Elbette Müslüman'ın hayat ölçüsü Kuran'dır. Ancak bu Kuran'ın her sorumuza cevap verdiği anlamına gelmez.Bugün namazın nasıl kılınacağını,hangi rekatta hangi sureyi okuyacağımızı, abdesti nasıl alacağımızı ve daha bir çok şeyi Kuran'dan değil,peygamber uygulamalarından yani sünnetten öğrenebiliyoruz. Yüce Peygamber, Kuran'ın ete kemiğe bürünmüş,kuvveden fiile çıkmış halidir.Onun hayatı Kuran'ı nasıl anlamamız gerektiğini gösteren bir Kuran tercümesidir. Dolayısıyla, Hz. peygamber'e bakmadan Kuran'ı hakkıyla anlamak,anlamlandırmak mümkün değildir.
Ancak, Kuran Müslümanlığı kavramı sadece çerçeve dışına taşan tarikat,cemaat erbabını çerçeve içine çekmek için kullanılmıyor. Bazı çevreler bu kavramı dini müesseseleri yok etmek, bu ülkede İslam'ı yaşayacak bir atmosfer bırakmamak için kullanıyor.İslam bayrağının nesilden nesile taşınmasına, gönülden gönüle aktarılmasına bugün çok kötü örneklerine tanık olsak da bu kurumların büyük etkisi olmuştur.

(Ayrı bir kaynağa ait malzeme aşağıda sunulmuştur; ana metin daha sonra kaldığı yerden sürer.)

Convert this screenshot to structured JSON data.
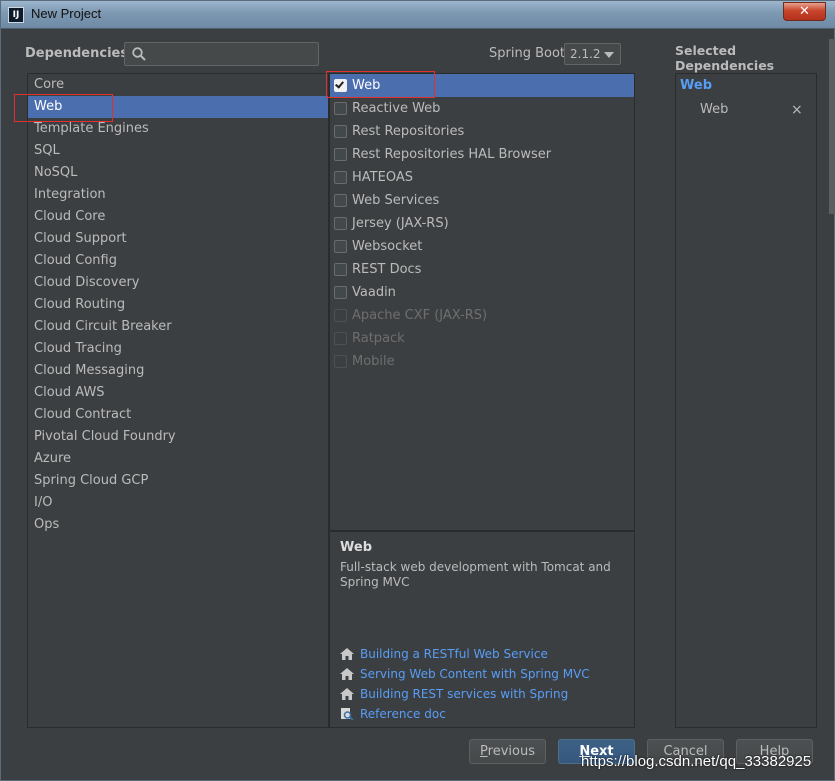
{
  "window": {
    "title": "New Project",
    "app_icon": "IJ",
    "close_label": "✕"
  },
  "header": {
    "dependencies_label": "Dependencies",
    "search_value": "",
    "spring_boot_label": "Spring Boot",
    "spring_boot_version": "2.1.2",
    "selected_label": "Selected Dependencies"
  },
  "categories": [
    {
      "label": "Core"
    },
    {
      "label": "Web"
    },
    {
      "label": "Template Engines"
    },
    {
      "label": "SQL"
    },
    {
      "label": "NoSQL"
    },
    {
      "label": "Integration"
    },
    {
      "label": "Cloud Core"
    },
    {
      "label": "Cloud Support"
    },
    {
      "label": "Cloud Config"
    },
    {
      "label": "Cloud Discovery"
    },
    {
      "label": "Cloud Routing"
    },
    {
      "label": "Cloud Circuit Breaker"
    },
    {
      "label": "Cloud Tracing"
    },
    {
      "label": "Cloud Messaging"
    },
    {
      "label": "Cloud AWS"
    },
    {
      "label": "Cloud Contract"
    },
    {
      "label": "Pivotal Cloud Foundry"
    },
    {
      "label": "Azure"
    },
    {
      "label": "Spring Cloud GCP"
    },
    {
      "label": "I/O"
    },
    {
      "label": "Ops"
    }
  ],
  "selected_category_index": 1,
  "dependencies": [
    {
      "label": "Web",
      "checked": true,
      "enabled": true
    },
    {
      "label": "Reactive Web",
      "checked": false,
      "enabled": true
    },
    {
      "label": "Rest Repositories",
      "checked": false,
      "enabled": true
    },
    {
      "label": "Rest Repositories HAL Browser",
      "checked": false,
      "enabled": true
    },
    {
      "label": "HATEOAS",
      "checked": false,
      "enabled": true
    },
    {
      "label": "Web Services",
      "checked": false,
      "enabled": true
    },
    {
      "label": "Jersey (JAX-RS)",
      "checked": false,
      "enabled": true
    },
    {
      "label": "Websocket",
      "checked": false,
      "enabled": true
    },
    {
      "label": "REST Docs",
      "checked": false,
      "enabled": true
    },
    {
      "label": "Vaadin",
      "checked": false,
      "enabled": true
    },
    {
      "label": "Apache CXF (JAX-RS)",
      "checked": false,
      "enabled": false
    },
    {
      "label": "Ratpack",
      "checked": false,
      "enabled": false
    },
    {
      "label": "Mobile",
      "checked": false,
      "enabled": false
    }
  ],
  "description": {
    "title": "Web",
    "text": "Full-stack web development with Tomcat and Spring MVC",
    "links": [
      {
        "label": "Building a RESTful Web Service",
        "icon": "home-icon"
      },
      {
        "label": "Serving Web Content with Spring MVC",
        "icon": "home-icon"
      },
      {
        "label": "Building REST services with Spring",
        "icon": "home-icon"
      },
      {
        "label": "Reference doc",
        "icon": "doc-search-icon"
      }
    ]
  },
  "selected": {
    "group": "Web",
    "items": [
      {
        "label": "Web",
        "remove": "×"
      }
    ]
  },
  "buttons": {
    "previous_first": "P",
    "previous_rest": "revious",
    "next_first": "N",
    "next_rest": "ext",
    "cancel": "Cancel",
    "help": "Help"
  },
  "watermark": "https://blog.csdn.net/qq_33382925",
  "colors": {
    "selection": "#4b6eaf",
    "link": "#589df6",
    "background": "#3c3f41",
    "highlight_box": "#e03030"
  }
}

Mesela, Kafkasya'da Sovyetlere karşı özgürlük ateşini bu tarikatlar ateşlemiştir. Şeyh Şamil sadece bir mücahit değil aynı zamanda bir mürşittir. Sinnüsi'lerin Afrika'daki faaliyetleri ve milli mücadeleye destekleri bir başka örnektir..Oliver Roy gibi araştırmacılar, Orta Asya'da İslam'ın yaşaması ve yaşatılmasında tarikatların büyük rolü olduğunu söylemişlerdir.
Bugün asıl sorun tarikat veya cemaatlerle sınırlı olmayan, toplumun hemen her kesiminde gözlenen yanlış din algısı ve eğitimidir. Aslında tarikatlara tepki gösterenlerle, şeyh efendileri göklere çıkaranlar dikkatle irdelendiğinde din algısı bakımından bir çok ortak özelliğe sahip oldukları görülür. Müridan, şeyh efendileri överken onları insan kimliğinden soyarak uluhiyet makamına çıkarmakta, Kuran Müslümanlığı diyenlerin bir çoğu da aslında şeyh efendilerin son derece insani olan davranışlarını şeyhliğe yakıştırmadıkları, bilinçaltında onlara onlara insan üstü vasıflar yakıştırdıkları için tepki göstermektedir. Ortak nokta; iki tarafın şeyhlik makamına atfettiği insan üstü vasıflardır. İki algı da hatalı ve yanlıştır.
Şeyh olmak insanlıktan sıyrılarak bambaşka bir hüviyete bürünmek değildir. Şeyh veya mürşit olmak iyi,kamil,olgun insan olmaktır.Ahlakı hamide sahibi olmaktır.Müşahede yoluyla bazı ilahi hakikatlere tanık olup,yakin sahibi olmaktır.Mana insanı olmanın eğitimini almaktır. Bir başka ifadeyle Kuran'ı hayatlarında canlandırmak, göstermektir. Onun içindir ki Şahı Nakşibendi'ye, hiç keramet göstermiyorsunuz denildiğinde,istikametten büyük keramet mi olur diyerek cevaplamıştır. İmam-ı Rabbani'de en üstün makam kulluk makamıdır demiştir.Tasavvufta amaç; uçmak,kaçmak değil, istikamet sahibi olmak,kulluğun şuuruna varmaktır.Müridin vazifesi de uçan,kaçan bir şeyh aramak değil,kendine istikamet kazandıracak bir kamil mürşit bulmaktır.Ölçü bu olursa; tarikatlar birer terbiye ocağına dönerek millete hizmet ederler, bu olmazsa oradan oraya savrulur,dine de,millete de, mensuplarına da zarar veren birer kurum halini alırlar.